Standing where the road went up

Kodungallur is a town thick with the beginnings of things — India’s first mosque, one of its earliest churches, an ancient goddess temple, the old Chera capital — all within a few miles. Thiruvanchikulam is its quiet Shaiva heart, less famous than its neighbours but, for anyone who knows the story, almost unbearably moving: the exact patch of Kerala earth from which a king is said to have ridden his horse into the sky rather than lose his friend.

Visiting Thiruvanchikulam

The temple stands at Kodungallur in Thrissur district, easily combined with the town’s other great sites — the Bhagavathy temple, the Cheraman Juma Masjid and the Muziris heritage trail. Details are on the Thiruvanchikulam place page; more of the district is on the Thrissur hub.

Frequently asked questions

Why is Thiruvanchikulam temple important?

It is the only temple in Kerala counted among the 276 Paadal Petra Sthalams — the Shiva temples sung in the Tevaram hymns of the Tamil Nayanmar saints. It enshrines Shiva as Mahadeva with Parvati as Uma, and stood at the heart of the old Chera capital, Mahodayapuram, at present-day Kodungallur.
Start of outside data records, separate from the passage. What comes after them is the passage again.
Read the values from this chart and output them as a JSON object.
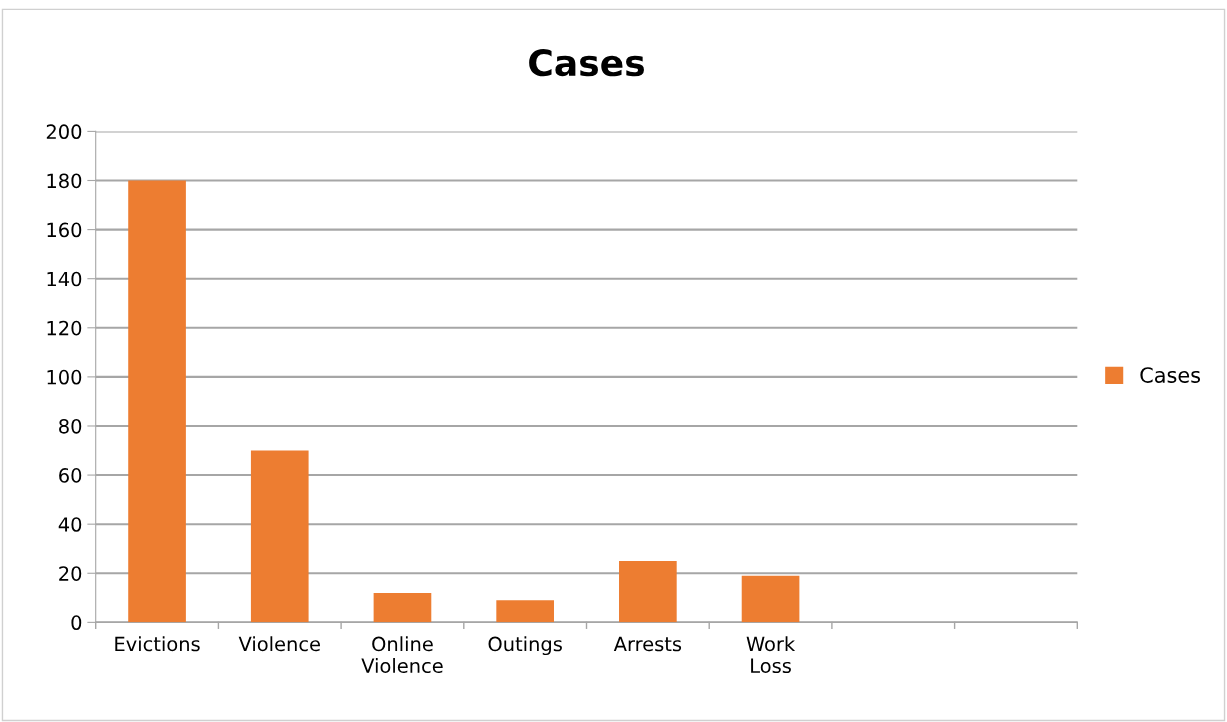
{
  "chart_data": {
    "type": "bar",
    "title": "Cases",
    "categories": [
      "Evictions",
      "Violence",
      "Online\nViolence",
      "Outings",
      "Arrests",
      "Work\nLoss",
      null,
      null
    ],
    "series": [
      {
        "name": "Cases",
        "color": "#ed7d31",
        "values": [
          180,
          70,
          12,
          9,
          25,
          19,
          null,
          null
        ]
      }
    ],
    "ylim": [
      0,
      200
    ],
    "yticks": [
      0,
      20,
      40,
      60,
      80,
      100,
      120,
      140,
      160,
      180,
      200
    ],
    "grid": "y",
    "legend": "right"
  }
}
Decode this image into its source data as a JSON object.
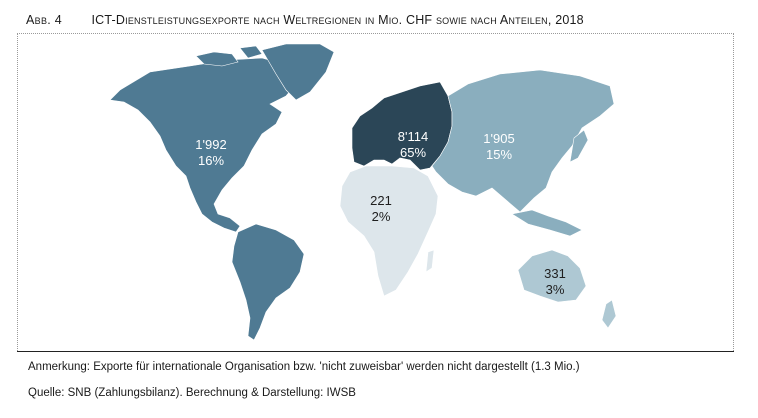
{
  "figure": {
    "label": "Abb. 4",
    "title": "ICT-Dienstleistungsexporte nach Weltregionen in Mio. CHF sowie nach Anteilen, 2018"
  },
  "regions": {
    "north_america": {
      "value": "1'992",
      "share": "16%",
      "color": "#4f7a93"
    },
    "south_america": {
      "color": "#4f7a93"
    },
    "europe": {
      "value": "8'114",
      "share": "65%",
      "color": "#2b4657"
    },
    "asia": {
      "value": "1'905",
      "share": "15%",
      "color": "#8aaebe"
    },
    "africa": {
      "value": "221",
      "share": "2%",
      "color": "#dde6eb"
    },
    "oceania": {
      "value": "331",
      "share": "3%",
      "color": "#aec8d3"
    }
  },
  "notes": {
    "remark": "Anmerkung: Exporte für internationale Organisation bzw. 'nicht zuweisbar' werden nicht dargestellt (1.3 Mio.)",
    "source": "Quelle: SNB (Zahlungsbilanz). Berechnung & Darstellung: IWSB"
  }
}
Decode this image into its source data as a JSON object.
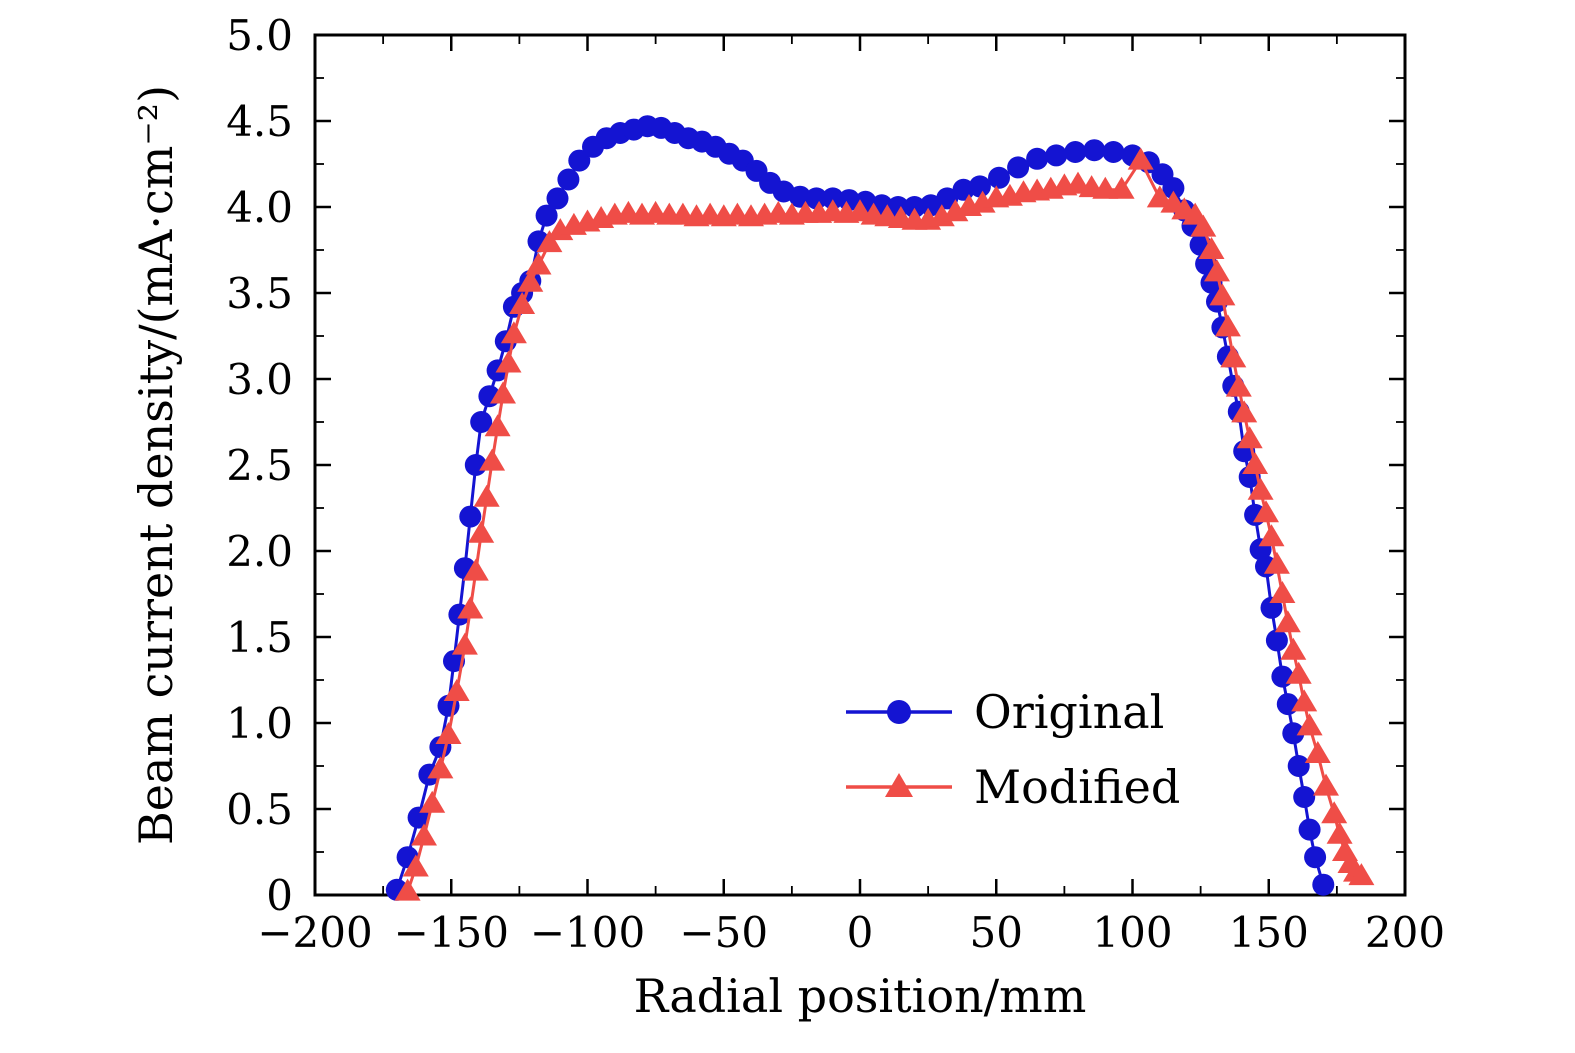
{
  "chart_data": {
    "type": "line",
    "title": "",
    "xlabel": "Radial position/mm",
    "ylabel": "Beam current density/(mA·cm⁻²)",
    "xlim": [
      -200,
      200
    ],
    "ylim": [
      0,
      5
    ],
    "grid": false,
    "legend_position": "inside-lower-right",
    "xticks": {
      "values": [
        -200,
        -150,
        -100,
        -50,
        0,
        50,
        100,
        150,
        200
      ],
      "labels": [
        "−200",
        "−150",
        "−100",
        "−50",
        "0",
        "50",
        "100",
        "150",
        "200"
      ]
    },
    "yticks": {
      "values": [
        0,
        0.5,
        1.0,
        1.5,
        2.0,
        2.5,
        3.0,
        3.5,
        4.0,
        4.5,
        5.0
      ],
      "labels": [
        "0",
        "0.5",
        "1.0",
        "1.5",
        "2.0",
        "2.5",
        "3.0",
        "3.5",
        "4.0",
        "4.5",
        "5.0"
      ]
    },
    "x_minor_step": 25,
    "y_minor_step": 0.25,
    "series": [
      {
        "name": "Original",
        "color": "#1414d2",
        "marker": "circle",
        "points": [
          [
            -170,
            0.03
          ],
          [
            -166,
            0.22
          ],
          [
            -162,
            0.45
          ],
          [
            -158,
            0.7
          ],
          [
            -154,
            0.86
          ],
          [
            -151,
            1.1
          ],
          [
            -149,
            1.36
          ],
          [
            -147,
            1.63
          ],
          [
            -145,
            1.9
          ],
          [
            -143,
            2.2
          ],
          [
            -141,
            2.5
          ],
          [
            -139,
            2.75
          ],
          [
            -136,
            2.9
          ],
          [
            -133,
            3.05
          ],
          [
            -130,
            3.22
          ],
          [
            -127,
            3.42
          ],
          [
            -124,
            3.5
          ],
          [
            -121,
            3.57
          ],
          [
            -118,
            3.8
          ],
          [
            -115,
            3.95
          ],
          [
            -111,
            4.05
          ],
          [
            -107,
            4.16
          ],
          [
            -103,
            4.27
          ],
          [
            -98,
            4.35
          ],
          [
            -93,
            4.4
          ],
          [
            -88,
            4.43
          ],
          [
            -83,
            4.45
          ],
          [
            -78,
            4.47
          ],
          [
            -73,
            4.46
          ],
          [
            -68,
            4.43
          ],
          [
            -63,
            4.4
          ],
          [
            -58,
            4.38
          ],
          [
            -53,
            4.35
          ],
          [
            -48,
            4.31
          ],
          [
            -43,
            4.27
          ],
          [
            -38,
            4.21
          ],
          [
            -33,
            4.14
          ],
          [
            -28,
            4.09
          ],
          [
            -22,
            4.06
          ],
          [
            -16,
            4.05
          ],
          [
            -10,
            4.05
          ],
          [
            -4,
            4.04
          ],
          [
            2,
            4.03
          ],
          [
            8,
            4.01
          ],
          [
            14,
            4.0
          ],
          [
            20,
            4.0
          ],
          [
            26,
            4.01
          ],
          [
            32,
            4.05
          ],
          [
            38,
            4.1
          ],
          [
            44,
            4.12
          ],
          [
            51,
            4.17
          ],
          [
            58,
            4.23
          ],
          [
            65,
            4.28
          ],
          [
            72,
            4.3
          ],
          [
            79,
            4.32
          ],
          [
            86,
            4.33
          ],
          [
            93,
            4.32
          ],
          [
            100,
            4.3
          ],
          [
            106,
            4.26
          ],
          [
            111,
            4.19
          ],
          [
            115,
            4.11
          ],
          [
            119,
            3.98
          ],
          [
            122,
            3.89
          ],
          [
            125,
            3.78
          ],
          [
            127,
            3.67
          ],
          [
            129,
            3.56
          ],
          [
            131,
            3.45
          ],
          [
            133,
            3.3
          ],
          [
            135,
            3.13
          ],
          [
            137,
            2.96
          ],
          [
            139,
            2.81
          ],
          [
            141,
            2.58
          ],
          [
            143,
            2.43
          ],
          [
            145,
            2.21
          ],
          [
            147,
            2.01
          ],
          [
            149,
            1.91
          ],
          [
            151,
            1.67
          ],
          [
            153,
            1.48
          ],
          [
            155,
            1.27
          ],
          [
            157,
            1.11
          ],
          [
            159,
            0.94
          ],
          [
            161,
            0.75
          ],
          [
            163,
            0.57
          ],
          [
            165,
            0.38
          ],
          [
            167,
            0.22
          ],
          [
            170,
            0.06
          ]
        ]
      },
      {
        "name": "Modified",
        "color": "#ef4d47",
        "marker": "triangle",
        "points": [
          [
            -166,
            0.02
          ],
          [
            -163,
            0.16
          ],
          [
            -160,
            0.34
          ],
          [
            -157,
            0.53
          ],
          [
            -154,
            0.73
          ],
          [
            -151,
            0.93
          ],
          [
            -148,
            1.18
          ],
          [
            -145,
            1.45
          ],
          [
            -143,
            1.66
          ],
          [
            -141,
            1.88
          ],
          [
            -139,
            2.1
          ],
          [
            -137,
            2.31
          ],
          [
            -135,
            2.52
          ],
          [
            -133,
            2.72
          ],
          [
            -131,
            2.91
          ],
          [
            -129,
            3.09
          ],
          [
            -127,
            3.26
          ],
          [
            -124,
            3.43
          ],
          [
            -121,
            3.56
          ],
          [
            -118,
            3.66
          ],
          [
            -114,
            3.79
          ],
          [
            -110,
            3.86
          ],
          [
            -105,
            3.89
          ],
          [
            -100,
            3.91
          ],
          [
            -95,
            3.93
          ],
          [
            -90,
            3.95
          ],
          [
            -85,
            3.96
          ],
          [
            -80,
            3.95
          ],
          [
            -75,
            3.96
          ],
          [
            -70,
            3.95
          ],
          [
            -65,
            3.95
          ],
          [
            -60,
            3.94
          ],
          [
            -55,
            3.95
          ],
          [
            -50,
            3.94
          ],
          [
            -45,
            3.95
          ],
          [
            -40,
            3.94
          ],
          [
            -35,
            3.95
          ],
          [
            -30,
            3.96
          ],
          [
            -25,
            3.95
          ],
          [
            -20,
            3.96
          ],
          [
            -15,
            3.96
          ],
          [
            -10,
            3.97
          ],
          [
            -5,
            3.96
          ],
          [
            0,
            3.97
          ],
          [
            5,
            3.95
          ],
          [
            10,
            3.94
          ],
          [
            15,
            3.93
          ],
          [
            20,
            3.92
          ],
          [
            25,
            3.92
          ],
          [
            30,
            3.94
          ],
          [
            35,
            3.97
          ],
          [
            40,
            4.0
          ],
          [
            45,
            4.02
          ],
          [
            50,
            4.05
          ],
          [
            55,
            4.06
          ],
          [
            60,
            4.08
          ],
          [
            65,
            4.09
          ],
          [
            70,
            4.1
          ],
          [
            75,
            4.12
          ],
          [
            80,
            4.13
          ],
          [
            85,
            4.11
          ],
          [
            90,
            4.1
          ],
          [
            96,
            4.1
          ],
          [
            103,
            4.27
          ],
          [
            110,
            4.05
          ],
          [
            115,
            4.02
          ],
          [
            119,
            3.98
          ],
          [
            123,
            3.95
          ],
          [
            126,
            3.88
          ],
          [
            129,
            3.75
          ],
          [
            131,
            3.62
          ],
          [
            133,
            3.48
          ],
          [
            135,
            3.3
          ],
          [
            137,
            3.12
          ],
          [
            139,
            2.95
          ],
          [
            141,
            2.8
          ],
          [
            143,
            2.65
          ],
          [
            145,
            2.5
          ],
          [
            147,
            2.35
          ],
          [
            149,
            2.22
          ],
          [
            151,
            2.08
          ],
          [
            153,
            1.92
          ],
          [
            155,
            1.75
          ],
          [
            157,
            1.58
          ],
          [
            159,
            1.42
          ],
          [
            161,
            1.28
          ],
          [
            163,
            1.12
          ],
          [
            165,
            0.98
          ],
          [
            168,
            0.82
          ],
          [
            171,
            0.63
          ],
          [
            174,
            0.47
          ],
          [
            176,
            0.35
          ],
          [
            178,
            0.25
          ],
          [
            180,
            0.18
          ],
          [
            182,
            0.13
          ],
          [
            184,
            0.11
          ]
        ]
      }
    ]
  }
}
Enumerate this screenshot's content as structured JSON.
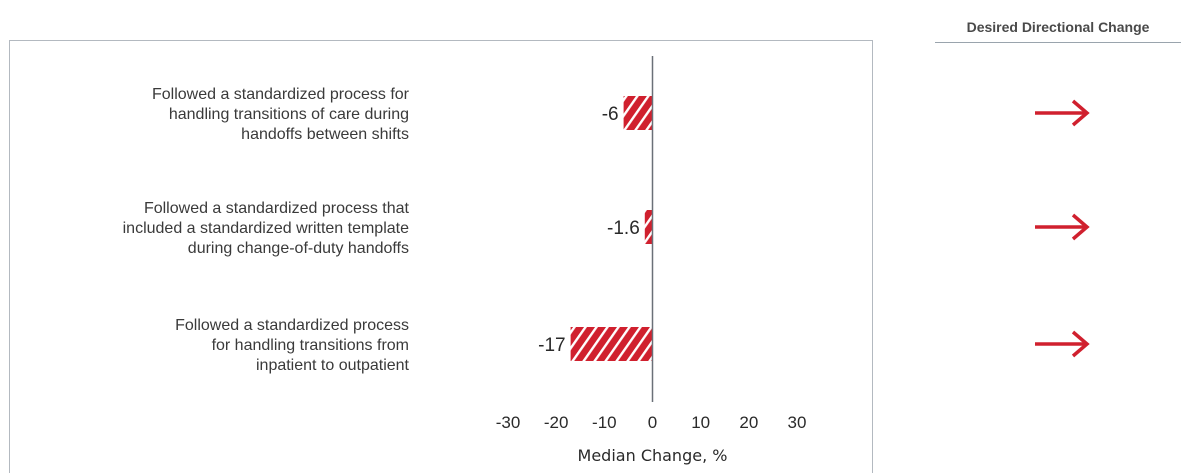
{
  "ddc_header": "Desired Directional Change",
  "colors": {
    "bar": "#d0202e",
    "hatch": "#ffffff",
    "arrow": "#d0202e",
    "axis": "#6a7078"
  },
  "chart_data": {
    "type": "bar",
    "orientation": "horizontal",
    "categories": [
      [
        "Followed a standardized process for",
        "handling transitions of care during",
        "handoffs between shifts"
      ],
      [
        "Followed a standardized process that",
        "included a standardized written template",
        "during change-of-duty handoffs"
      ],
      [
        "Followed a standardized process",
        "for handling transitions from",
        "inpatient to outpatient"
      ]
    ],
    "values": [
      -6,
      -1.6,
      -17
    ],
    "value_labels": [
      "-6",
      "-1.6",
      "-17"
    ],
    "bar_pattern": "diagonal-hatch",
    "xlabel": "Median Change, %",
    "xlim": [
      -30,
      30
    ],
    "xticks": [
      -30,
      -20,
      -10,
      0,
      10,
      20,
      30
    ],
    "xtick_labels": [
      "-30",
      "-20",
      "-10",
      "0",
      "10",
      "20",
      "30"
    ],
    "grid": false,
    "desired_direction": [
      "right-arrow-icon",
      "right-arrow-icon",
      "right-arrow-icon"
    ]
  }
}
What is the legend of Cheraman Perumal at Thiruvanchikulam?

Cheraman Perumal Nayanar, a Chera saint-king, was the close friend of the saint-poet Sundaramurti Nayanar. When a white elephant from Kailasa came to carry Sundarar to heaven, Cheraman is said to have leapt on his horse and ridden up into the sky after him, so that the two ascended to Kailasa together from this temple.

Was Kodungallur the Chera capital?

Yes — Kodungallur is identified with Mahodayapuram (Makotai), the capital of the Chera Perumals of Kerala, which was built around the Thiruvanchikulam temple and protected by high fortifications.